Minta Hearing Terkait BPJS PBI, Komunitas Emak Sehat Surati DPRD Inhil
Ketua Emak Sehat, Yuliana Daud

KILASRIAU.com - Permintaan tersebut berdasarkan banyaknya temuan di lapangan terkait dengan Badan Penyelenggara Jaminan Sosial melalui Penerima Bantuan Iuran (PBI) belum merata terhadap masyarakat ekonomi menengah ke bawah.

"Terlalu banyak temuan kita di lapangan mengenai keluhan masyarakat yang belum memiliki BPJS Kesehatan PBI sehingga mereka enggan ingin berobat," tukas Ketua Emak Sehat, Yuliana Daud, Senin (21/8/2023).

Yuliana Daud juga menyoroti tentang keseriusan pemerintah daerah dalam hal pendataan orang miskin di Inhil yang tidak pernah valid sama sekali hingga sekarang.

"Dulu pernah kita dengar ada anggaran untuk pendataan orang miskin tapi hasilnya kurang maksimal, kami perlu mempertanyakan itu," jelasnya.
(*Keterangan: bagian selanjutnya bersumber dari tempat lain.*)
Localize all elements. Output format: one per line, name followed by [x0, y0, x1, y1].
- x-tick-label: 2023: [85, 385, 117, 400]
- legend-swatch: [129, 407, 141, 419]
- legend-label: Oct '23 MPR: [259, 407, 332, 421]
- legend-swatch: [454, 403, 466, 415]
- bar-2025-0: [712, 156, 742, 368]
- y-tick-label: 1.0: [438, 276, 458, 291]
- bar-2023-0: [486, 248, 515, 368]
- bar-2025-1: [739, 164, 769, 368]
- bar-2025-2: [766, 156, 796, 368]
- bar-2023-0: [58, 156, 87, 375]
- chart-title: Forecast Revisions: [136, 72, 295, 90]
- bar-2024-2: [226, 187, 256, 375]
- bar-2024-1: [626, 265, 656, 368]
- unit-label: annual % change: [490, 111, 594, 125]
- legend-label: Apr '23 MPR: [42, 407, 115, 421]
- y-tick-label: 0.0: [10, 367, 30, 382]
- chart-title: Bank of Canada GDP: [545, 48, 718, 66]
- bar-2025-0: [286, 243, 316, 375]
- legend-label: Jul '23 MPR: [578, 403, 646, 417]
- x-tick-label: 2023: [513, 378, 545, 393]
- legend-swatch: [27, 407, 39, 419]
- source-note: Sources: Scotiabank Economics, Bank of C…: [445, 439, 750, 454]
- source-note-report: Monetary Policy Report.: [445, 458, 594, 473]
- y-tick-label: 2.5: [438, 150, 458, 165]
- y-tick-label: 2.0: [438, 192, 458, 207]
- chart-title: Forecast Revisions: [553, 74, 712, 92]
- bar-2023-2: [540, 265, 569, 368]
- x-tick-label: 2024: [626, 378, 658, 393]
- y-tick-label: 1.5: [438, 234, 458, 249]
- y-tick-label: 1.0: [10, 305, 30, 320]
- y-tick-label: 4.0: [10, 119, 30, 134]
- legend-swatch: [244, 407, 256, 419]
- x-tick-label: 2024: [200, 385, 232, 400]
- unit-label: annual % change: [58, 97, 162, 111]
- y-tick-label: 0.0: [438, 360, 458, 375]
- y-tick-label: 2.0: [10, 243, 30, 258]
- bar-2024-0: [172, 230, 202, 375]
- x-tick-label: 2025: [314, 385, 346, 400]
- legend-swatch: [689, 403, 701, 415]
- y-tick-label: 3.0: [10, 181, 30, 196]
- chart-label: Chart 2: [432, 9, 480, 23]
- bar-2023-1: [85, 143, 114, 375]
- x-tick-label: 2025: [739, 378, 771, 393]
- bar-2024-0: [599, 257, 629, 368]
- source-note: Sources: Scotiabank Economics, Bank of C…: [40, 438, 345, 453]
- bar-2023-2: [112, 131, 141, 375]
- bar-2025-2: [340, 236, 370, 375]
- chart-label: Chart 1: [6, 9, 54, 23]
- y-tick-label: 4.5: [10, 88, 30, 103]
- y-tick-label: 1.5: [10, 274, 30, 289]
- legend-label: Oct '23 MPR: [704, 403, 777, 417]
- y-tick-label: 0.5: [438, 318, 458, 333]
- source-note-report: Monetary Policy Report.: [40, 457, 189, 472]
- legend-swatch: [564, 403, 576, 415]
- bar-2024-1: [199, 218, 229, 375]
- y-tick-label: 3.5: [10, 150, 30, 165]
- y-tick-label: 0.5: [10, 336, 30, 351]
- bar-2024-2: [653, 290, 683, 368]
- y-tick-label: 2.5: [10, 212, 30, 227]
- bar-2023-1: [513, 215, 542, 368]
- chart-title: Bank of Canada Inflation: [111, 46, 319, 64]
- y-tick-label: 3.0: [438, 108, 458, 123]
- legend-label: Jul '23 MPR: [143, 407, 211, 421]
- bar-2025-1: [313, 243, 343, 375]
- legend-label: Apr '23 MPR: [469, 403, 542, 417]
Kemudian Yuliana Daud yang biasa disapa Mak Yuli ini memaparkan tentang peluang masyarakat bisa mendapatkan BPJS PBI melalui Anggaran Belanja Pendapat Negara (APBN) bagi bayi yang baru lahir tapi fakta di lapangan masih banyak anak yang baru lahir tidak bisa mendapatkan karena terkendala di sistem yakni anak tersebut harus masuk terlebih dahulu ke dalam Kartu Keluarga sebelum usia 28 hari, namun oleh masyarakat kita tidak paham tentang itu maka sudah selayaknya Pemerintah Daerah yang berpikir," tambahnya.